Morpeth Mayor Ken Brown agreed.
“I think local newspapers are very important,” he said.
“Quite clearly the Morpeth Herald in particular plays a major role in the town in keeping residents informed of local issues and what is going on in all walks of life.
“It also helps to stimulate discussion on issues which affect the residents of the town, such as car parking and flood defences, and that level of discussion is very important.
“Of course, it also helps to keep people who are no longer living in the town in touch with what is going on, both through the distribution of the newspaper and the website that supports it.”
Morpeth Lions Club member Simon Pringle, who worked closely with the Herald during his group’s flood victims appeal, said: “I certainly think that local newspapers are important.
“They keep the community informed of what is going on, particularly in view of the various issues facing Morpeth, such as flood protection and supermarkets. It is essential that the public is aware of what is happening.
“As a member of Morpeth Lions Club I am particularly grateful that items appear of what we are doing as it keeps the public informed of how the money they kindly donate to us is spent.”
Morpeth Flood Action Group Chairman Alan Bell said: “We find the Morpeth Herald very useful in getting local information out to the community and we can rely on it to support our events and campaigns.
“We appreciate that it provides a balanced approach to issues we are dealing with.”
Similar praise came from John Beynon, Chairman of the Morpeth and District Chamber of Trade.
“Our local newspaper is extremely important for getting out vital information and it supports us by giving decent coverage of our campaigns such as an equal car park charging policy across Northumberland and major events like Fair Day,” he said.
“It’s a major part of the community and generally provides a fair and balanced approach to its stories.”
Victoria Najafi, Head of Student Voice, Leadership & Enrichment at King Edward VI School, works with the Herald to publicise the excellent work and achievements of its students.
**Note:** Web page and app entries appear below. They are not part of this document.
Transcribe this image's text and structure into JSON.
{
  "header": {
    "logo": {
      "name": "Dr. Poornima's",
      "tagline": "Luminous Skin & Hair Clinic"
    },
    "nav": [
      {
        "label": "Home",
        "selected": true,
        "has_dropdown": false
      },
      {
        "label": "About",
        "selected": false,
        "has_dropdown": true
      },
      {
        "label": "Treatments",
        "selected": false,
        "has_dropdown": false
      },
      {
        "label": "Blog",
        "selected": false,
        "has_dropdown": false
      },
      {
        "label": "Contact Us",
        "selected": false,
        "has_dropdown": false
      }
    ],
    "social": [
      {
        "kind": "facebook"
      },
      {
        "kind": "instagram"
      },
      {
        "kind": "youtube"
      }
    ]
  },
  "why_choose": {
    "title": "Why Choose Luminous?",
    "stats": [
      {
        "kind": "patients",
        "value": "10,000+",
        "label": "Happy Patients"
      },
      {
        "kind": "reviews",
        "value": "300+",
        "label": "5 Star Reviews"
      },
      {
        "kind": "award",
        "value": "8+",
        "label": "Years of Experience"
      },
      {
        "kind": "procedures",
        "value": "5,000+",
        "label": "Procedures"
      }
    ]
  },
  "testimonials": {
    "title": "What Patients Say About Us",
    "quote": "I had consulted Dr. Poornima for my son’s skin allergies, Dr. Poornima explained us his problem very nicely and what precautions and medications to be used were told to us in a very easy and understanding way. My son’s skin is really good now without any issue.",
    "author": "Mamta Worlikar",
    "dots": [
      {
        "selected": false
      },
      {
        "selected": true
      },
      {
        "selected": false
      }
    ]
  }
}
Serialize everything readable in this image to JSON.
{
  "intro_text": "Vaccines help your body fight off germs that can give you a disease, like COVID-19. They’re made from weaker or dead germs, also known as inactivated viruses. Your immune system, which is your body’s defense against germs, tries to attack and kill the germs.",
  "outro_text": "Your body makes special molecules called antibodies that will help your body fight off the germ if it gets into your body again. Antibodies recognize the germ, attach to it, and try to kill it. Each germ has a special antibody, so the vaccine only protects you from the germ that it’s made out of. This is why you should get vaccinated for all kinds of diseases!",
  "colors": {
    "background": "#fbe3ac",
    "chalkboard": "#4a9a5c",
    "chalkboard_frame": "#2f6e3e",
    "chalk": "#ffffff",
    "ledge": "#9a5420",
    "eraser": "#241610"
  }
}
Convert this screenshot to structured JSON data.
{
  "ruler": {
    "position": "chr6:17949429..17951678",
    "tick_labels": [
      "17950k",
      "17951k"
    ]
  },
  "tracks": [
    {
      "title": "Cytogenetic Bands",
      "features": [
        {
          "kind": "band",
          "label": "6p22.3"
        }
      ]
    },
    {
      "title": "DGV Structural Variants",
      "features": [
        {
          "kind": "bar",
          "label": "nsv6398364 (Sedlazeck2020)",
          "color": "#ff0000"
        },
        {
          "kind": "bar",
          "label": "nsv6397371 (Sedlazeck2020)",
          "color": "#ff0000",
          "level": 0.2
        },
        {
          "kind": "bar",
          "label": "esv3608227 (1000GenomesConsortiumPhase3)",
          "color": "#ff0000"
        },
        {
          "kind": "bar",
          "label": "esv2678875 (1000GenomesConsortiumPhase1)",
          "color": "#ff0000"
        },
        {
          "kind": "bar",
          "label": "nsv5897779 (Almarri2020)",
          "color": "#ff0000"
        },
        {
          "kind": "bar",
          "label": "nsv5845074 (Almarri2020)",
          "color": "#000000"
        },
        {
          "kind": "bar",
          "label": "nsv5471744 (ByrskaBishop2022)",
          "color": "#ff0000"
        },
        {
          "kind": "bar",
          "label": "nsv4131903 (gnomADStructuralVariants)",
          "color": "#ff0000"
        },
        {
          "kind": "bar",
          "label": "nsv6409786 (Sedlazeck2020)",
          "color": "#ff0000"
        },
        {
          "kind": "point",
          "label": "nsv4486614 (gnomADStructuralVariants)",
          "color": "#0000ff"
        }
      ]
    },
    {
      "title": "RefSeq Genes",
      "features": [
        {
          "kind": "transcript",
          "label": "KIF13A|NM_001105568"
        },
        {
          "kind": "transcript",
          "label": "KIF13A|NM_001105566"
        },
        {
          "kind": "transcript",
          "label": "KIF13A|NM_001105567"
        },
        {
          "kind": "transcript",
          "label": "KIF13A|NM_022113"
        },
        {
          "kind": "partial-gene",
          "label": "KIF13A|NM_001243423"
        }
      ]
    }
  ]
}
She said: “Young people as a whole are sadly often represented so negatively in the press, particularly with regard to national media. It is therefore a pleasure to read and share the achievements of so many of our fantastic young people via our local newspapers on a weekly basis.
“Local newspapers certainly aid the school in our mantra that we should not ‘tar every young person with the same brush’. Many of the young people at The King Edward VI School have much to give to their local community and local newspapers help us to share and recognise their individual talents.
“We have particularly enjoyed the creation of a new column in the Morpeth Herald this year, which we look forward to reading every week.”
Jeff Reid, leader of Northumberland County Council, said: “Local newspapers provide a vital link to communities in Northumberland and are an important channel for county council key messages and information.”